Updated: Feb 12, 2019
It's easy to get stuck in the weeds of our day to day activities. Some days are filled with getting our "to do list" done, while some days are lazy. Some days are emotional, and it seems no one can get along, while other days are creative and inspiration carries us away. As parents, we feel it's our duty to capture every activity and excursion we have as proof that we did go places, and we did fun things. The kids may be bickering, but we coerce them to please smile for the camera and then post the nicest one they unwillingly gave on our social media. I think it makes us feel better about ourselves and gives us a sense of satisfaction of a job well done.
Have you noticed that when we look back at our millions of photos of our kids on all sorts of days, they only warm our hearts and we can even chuckle at the not so great moments? Especially the older photos of when they were younger. Looking back helps us to see how much they have grown and matured. It's good to be reminded that they will only continue to mature out of their current stage, and that there's no need to rush it. If you are parents of teens, how often have you observed that mother with the toddler throwing a fit, and just smiled at the cuteness? Only reminisced about how little your guy once was? It's easier to not see that tantrum as so detrimental when your kids have grown and are no longer crying in the middle of the store when they don't get the latest toy they just discovered and now can't live without. We even go so far as to tell that young mother that these kids grow really fast and to enjoy them while they are little. But are we giving ourselves that same advice about our teen?

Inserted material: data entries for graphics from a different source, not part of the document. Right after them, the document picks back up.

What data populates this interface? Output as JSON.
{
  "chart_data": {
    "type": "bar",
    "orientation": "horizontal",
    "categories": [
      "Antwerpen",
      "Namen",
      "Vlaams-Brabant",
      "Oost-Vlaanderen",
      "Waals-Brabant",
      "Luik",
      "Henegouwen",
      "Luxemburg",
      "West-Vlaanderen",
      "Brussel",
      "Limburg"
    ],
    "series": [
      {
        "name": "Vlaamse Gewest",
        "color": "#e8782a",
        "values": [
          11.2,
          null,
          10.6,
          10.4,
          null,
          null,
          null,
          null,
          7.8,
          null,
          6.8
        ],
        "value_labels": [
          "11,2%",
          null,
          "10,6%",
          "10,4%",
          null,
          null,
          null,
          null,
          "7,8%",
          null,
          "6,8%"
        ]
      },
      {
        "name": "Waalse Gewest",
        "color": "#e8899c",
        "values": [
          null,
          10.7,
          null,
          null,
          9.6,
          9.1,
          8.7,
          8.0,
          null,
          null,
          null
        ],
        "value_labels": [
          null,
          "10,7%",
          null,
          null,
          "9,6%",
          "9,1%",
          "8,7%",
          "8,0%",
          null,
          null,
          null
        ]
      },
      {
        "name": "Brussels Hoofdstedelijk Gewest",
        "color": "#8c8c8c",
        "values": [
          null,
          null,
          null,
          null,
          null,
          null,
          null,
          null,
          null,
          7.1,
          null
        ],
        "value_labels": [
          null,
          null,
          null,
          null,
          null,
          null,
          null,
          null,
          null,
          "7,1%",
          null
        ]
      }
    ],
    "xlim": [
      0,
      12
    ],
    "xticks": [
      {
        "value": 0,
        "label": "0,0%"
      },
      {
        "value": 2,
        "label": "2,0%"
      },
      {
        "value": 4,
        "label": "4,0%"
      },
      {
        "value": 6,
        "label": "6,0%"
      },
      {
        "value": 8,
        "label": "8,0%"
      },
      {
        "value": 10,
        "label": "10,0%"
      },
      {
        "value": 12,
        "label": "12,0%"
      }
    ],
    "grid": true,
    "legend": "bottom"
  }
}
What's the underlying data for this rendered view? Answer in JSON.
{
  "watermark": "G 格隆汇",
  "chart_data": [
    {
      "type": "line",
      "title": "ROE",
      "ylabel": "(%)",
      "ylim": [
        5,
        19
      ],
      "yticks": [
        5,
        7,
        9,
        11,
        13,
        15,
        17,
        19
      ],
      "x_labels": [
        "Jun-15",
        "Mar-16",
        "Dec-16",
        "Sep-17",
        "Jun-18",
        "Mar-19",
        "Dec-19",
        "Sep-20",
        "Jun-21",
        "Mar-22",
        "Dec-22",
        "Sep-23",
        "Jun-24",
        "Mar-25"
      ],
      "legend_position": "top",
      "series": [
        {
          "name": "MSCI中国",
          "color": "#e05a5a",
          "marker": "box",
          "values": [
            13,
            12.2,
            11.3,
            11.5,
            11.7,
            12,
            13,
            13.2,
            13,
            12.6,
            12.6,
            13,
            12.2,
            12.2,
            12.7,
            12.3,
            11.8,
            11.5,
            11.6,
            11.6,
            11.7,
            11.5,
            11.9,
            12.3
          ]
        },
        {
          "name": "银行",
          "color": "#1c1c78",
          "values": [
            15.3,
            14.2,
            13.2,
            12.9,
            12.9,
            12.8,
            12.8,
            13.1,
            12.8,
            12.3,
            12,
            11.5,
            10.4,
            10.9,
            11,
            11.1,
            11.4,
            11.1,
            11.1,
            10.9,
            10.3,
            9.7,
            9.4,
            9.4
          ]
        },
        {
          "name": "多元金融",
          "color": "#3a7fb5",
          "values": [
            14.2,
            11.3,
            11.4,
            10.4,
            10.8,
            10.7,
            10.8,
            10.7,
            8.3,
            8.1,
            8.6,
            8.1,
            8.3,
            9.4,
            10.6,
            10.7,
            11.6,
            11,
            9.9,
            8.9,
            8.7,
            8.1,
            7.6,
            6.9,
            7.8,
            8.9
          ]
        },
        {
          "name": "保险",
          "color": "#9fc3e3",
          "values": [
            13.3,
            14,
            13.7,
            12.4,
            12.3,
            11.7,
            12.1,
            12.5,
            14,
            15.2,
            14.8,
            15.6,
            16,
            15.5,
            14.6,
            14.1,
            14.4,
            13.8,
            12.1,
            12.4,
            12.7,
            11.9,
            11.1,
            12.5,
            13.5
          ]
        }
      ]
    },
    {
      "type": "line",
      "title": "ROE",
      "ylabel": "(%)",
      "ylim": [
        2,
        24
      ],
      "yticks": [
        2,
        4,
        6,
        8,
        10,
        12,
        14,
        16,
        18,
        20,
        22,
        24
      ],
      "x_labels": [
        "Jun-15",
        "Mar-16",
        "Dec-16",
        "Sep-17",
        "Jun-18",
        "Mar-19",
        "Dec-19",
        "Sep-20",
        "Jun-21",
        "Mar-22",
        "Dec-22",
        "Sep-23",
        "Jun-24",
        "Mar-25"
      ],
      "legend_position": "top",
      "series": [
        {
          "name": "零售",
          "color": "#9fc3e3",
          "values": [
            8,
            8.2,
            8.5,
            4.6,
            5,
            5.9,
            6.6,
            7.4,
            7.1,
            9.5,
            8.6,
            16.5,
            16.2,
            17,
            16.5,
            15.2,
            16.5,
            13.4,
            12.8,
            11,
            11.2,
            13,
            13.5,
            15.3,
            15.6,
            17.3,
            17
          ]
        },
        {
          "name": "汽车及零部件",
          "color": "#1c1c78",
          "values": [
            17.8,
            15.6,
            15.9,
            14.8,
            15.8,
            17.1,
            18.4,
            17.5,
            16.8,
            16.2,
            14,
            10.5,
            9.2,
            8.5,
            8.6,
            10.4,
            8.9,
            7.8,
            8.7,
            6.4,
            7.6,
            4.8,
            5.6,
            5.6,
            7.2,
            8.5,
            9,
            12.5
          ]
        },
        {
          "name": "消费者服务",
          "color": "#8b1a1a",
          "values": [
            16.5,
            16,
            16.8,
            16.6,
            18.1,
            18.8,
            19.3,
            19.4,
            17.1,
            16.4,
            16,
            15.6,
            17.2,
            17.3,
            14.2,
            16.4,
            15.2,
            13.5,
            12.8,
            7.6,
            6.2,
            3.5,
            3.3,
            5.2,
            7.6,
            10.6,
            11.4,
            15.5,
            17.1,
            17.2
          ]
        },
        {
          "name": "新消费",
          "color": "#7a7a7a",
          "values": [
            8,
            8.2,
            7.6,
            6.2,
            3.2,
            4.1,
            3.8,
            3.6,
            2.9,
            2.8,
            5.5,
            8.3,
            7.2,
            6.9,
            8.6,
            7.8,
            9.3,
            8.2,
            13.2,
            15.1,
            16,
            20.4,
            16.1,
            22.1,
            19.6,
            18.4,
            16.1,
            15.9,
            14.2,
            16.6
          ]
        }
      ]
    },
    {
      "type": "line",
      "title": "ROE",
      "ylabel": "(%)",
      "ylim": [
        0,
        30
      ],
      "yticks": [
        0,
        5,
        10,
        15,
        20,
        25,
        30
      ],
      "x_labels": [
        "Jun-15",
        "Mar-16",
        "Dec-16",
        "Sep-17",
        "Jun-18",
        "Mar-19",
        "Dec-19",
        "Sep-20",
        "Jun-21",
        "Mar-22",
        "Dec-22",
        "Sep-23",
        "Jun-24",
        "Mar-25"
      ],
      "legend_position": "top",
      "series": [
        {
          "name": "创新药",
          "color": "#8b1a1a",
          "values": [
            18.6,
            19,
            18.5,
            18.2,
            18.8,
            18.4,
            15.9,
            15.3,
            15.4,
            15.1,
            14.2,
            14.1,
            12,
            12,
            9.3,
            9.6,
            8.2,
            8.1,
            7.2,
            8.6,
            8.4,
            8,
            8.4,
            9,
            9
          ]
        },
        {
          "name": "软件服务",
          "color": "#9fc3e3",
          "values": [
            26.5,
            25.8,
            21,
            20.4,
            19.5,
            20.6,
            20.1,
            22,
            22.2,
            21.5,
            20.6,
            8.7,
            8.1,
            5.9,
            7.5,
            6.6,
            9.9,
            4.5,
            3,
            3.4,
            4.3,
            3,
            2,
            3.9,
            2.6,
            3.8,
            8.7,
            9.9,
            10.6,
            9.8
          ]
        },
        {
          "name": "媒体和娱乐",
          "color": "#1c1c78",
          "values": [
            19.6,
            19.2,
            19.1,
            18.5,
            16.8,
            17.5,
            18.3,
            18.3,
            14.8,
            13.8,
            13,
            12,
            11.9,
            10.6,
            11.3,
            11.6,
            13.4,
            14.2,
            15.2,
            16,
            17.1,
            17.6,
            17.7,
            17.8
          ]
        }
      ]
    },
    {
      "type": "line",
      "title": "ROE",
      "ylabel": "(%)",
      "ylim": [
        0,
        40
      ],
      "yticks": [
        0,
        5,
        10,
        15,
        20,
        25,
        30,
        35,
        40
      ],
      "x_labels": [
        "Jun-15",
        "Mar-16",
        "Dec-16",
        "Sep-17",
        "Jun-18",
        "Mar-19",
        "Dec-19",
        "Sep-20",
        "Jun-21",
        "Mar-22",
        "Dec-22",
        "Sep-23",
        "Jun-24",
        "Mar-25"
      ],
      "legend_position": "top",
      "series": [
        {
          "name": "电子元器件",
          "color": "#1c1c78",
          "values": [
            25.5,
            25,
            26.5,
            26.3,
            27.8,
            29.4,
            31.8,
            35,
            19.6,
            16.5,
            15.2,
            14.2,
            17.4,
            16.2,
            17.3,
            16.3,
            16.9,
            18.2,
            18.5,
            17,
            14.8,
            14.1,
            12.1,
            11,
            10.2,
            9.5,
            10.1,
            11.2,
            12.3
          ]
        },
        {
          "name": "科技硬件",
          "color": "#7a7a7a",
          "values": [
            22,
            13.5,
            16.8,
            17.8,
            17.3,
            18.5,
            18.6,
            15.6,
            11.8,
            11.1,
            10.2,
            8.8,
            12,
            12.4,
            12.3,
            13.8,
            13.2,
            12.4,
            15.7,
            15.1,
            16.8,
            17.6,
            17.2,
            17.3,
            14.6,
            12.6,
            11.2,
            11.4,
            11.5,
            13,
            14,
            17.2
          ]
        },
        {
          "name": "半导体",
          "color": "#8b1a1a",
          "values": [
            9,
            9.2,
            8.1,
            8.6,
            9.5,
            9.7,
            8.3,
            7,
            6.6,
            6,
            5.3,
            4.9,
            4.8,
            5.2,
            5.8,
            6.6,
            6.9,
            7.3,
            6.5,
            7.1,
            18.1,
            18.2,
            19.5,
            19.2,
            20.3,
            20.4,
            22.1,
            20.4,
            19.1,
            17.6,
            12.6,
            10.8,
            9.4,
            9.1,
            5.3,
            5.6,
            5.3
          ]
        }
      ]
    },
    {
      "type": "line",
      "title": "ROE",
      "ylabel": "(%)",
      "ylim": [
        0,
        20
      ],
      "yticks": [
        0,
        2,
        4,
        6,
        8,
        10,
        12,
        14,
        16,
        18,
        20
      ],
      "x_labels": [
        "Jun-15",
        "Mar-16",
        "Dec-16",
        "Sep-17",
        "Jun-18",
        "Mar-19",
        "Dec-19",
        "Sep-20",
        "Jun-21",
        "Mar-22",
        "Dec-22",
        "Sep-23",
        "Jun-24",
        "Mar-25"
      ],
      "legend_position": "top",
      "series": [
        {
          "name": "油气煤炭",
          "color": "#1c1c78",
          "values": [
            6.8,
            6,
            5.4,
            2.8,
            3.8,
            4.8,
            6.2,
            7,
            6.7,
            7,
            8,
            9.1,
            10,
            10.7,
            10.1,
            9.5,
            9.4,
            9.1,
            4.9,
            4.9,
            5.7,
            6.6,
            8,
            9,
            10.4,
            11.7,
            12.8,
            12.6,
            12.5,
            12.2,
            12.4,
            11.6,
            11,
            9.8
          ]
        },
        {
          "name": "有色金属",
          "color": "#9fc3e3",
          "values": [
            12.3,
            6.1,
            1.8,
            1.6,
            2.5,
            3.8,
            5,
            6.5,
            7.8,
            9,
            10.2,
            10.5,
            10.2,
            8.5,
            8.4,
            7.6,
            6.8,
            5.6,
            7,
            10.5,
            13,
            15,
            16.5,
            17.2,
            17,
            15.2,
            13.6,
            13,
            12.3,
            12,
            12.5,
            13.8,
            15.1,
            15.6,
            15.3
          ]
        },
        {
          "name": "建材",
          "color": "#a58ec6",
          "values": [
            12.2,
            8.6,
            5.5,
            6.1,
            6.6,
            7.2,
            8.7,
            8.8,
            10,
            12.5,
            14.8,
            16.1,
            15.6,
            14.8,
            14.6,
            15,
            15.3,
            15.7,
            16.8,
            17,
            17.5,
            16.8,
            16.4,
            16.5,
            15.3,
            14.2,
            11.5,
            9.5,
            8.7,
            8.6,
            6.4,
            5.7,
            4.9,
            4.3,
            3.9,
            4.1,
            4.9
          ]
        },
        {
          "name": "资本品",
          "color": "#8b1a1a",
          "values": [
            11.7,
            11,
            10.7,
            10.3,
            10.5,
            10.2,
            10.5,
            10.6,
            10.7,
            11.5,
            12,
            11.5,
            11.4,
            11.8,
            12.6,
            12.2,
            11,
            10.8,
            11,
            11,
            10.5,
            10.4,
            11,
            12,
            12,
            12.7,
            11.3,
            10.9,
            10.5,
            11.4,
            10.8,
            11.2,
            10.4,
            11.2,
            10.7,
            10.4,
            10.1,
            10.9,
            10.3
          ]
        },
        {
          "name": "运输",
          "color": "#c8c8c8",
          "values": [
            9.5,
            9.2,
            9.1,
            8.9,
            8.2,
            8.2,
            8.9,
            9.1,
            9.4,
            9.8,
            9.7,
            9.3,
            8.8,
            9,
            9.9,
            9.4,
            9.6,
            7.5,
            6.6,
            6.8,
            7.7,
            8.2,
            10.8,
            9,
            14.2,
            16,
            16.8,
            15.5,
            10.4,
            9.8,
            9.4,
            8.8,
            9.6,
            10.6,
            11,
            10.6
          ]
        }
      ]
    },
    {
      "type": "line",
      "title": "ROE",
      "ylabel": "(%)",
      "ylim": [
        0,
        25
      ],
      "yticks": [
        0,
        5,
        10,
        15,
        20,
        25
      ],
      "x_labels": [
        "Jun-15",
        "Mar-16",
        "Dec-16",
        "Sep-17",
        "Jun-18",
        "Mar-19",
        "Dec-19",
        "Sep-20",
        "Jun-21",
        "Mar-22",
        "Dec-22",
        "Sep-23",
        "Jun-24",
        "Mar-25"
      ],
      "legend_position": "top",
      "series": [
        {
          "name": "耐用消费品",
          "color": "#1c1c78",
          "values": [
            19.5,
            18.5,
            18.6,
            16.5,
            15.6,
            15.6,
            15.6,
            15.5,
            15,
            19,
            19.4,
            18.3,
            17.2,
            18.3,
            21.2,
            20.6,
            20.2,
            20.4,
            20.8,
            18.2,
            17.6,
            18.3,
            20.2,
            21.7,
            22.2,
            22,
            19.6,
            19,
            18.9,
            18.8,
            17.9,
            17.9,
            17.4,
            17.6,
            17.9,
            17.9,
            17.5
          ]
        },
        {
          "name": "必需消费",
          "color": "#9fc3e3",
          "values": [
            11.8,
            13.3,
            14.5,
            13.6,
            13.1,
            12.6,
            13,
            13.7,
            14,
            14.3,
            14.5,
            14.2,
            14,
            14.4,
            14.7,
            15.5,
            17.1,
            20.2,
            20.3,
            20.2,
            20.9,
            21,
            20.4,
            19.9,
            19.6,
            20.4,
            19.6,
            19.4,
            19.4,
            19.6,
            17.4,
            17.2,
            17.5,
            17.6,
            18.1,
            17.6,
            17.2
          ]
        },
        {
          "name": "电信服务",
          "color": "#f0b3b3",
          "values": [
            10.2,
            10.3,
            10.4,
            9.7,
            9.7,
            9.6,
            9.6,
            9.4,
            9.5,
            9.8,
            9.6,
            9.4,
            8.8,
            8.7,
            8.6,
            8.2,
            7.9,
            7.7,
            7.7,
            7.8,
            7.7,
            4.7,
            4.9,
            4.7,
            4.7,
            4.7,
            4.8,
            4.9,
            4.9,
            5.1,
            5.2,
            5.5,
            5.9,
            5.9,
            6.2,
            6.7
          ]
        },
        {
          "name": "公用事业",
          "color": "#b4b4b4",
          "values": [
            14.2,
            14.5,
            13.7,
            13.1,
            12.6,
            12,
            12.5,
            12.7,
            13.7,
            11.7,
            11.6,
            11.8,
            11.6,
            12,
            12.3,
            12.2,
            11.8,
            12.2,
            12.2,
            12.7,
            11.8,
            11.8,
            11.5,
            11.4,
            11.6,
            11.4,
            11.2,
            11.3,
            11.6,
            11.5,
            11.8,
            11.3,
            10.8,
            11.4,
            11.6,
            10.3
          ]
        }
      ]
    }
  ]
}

Somehow, we need to get in the place of looking back at the snapshot during the moment of frustration. To not let the repetitive issues of hurt feelings and retaliation control our own mood and actions. If we can take a mental snapshot of those moments and realize that there will be a day when our 15 year old will be 30, and our 17 year old will be 32. They will become adults and they will take what they are learning from us now into their own parenting. Did we loose our temper because they ruined our outing? Or did we listen and help them navigate their hearts? What mental snapshots of us are they taking that will be filed and stored for years to come? Did our faces show disappointment or anger? Or did our faces show empathy or kindness? In the same way I am collecting snapshots in my mind of my children's behavior and choices, they are also taking snapshots of me. It's good to remember this. And while we can put the nicest ones out for all to see, we cannot destroy the ones of us they have stored in their minds.
We all have difficult moments and days, and we all desire that others only think of our best ones. But the only thoughts we can control are our own. We can choose to view the collected snapshots of our children from a bird's eye perspective. To see how those moments of working through their hurt or need of forgiveness is part of their maturing process. It is our privilege and sacred job to guide them into being the young man or woman of God they will one day be. If we choose to hold on to those snapshots with a positive perspective of who our children are in Christ, and treat them as their best selves, then they will do the same towards us and others. Maybe not overnight, but little by little they will grow. Keep taking those good snapshots of your children and put them at the forefront of your own profile page in your heart and mind. Keep posting the best snapshots before the alter of God and ask that he would help you guide them to be their best selves and to live for him!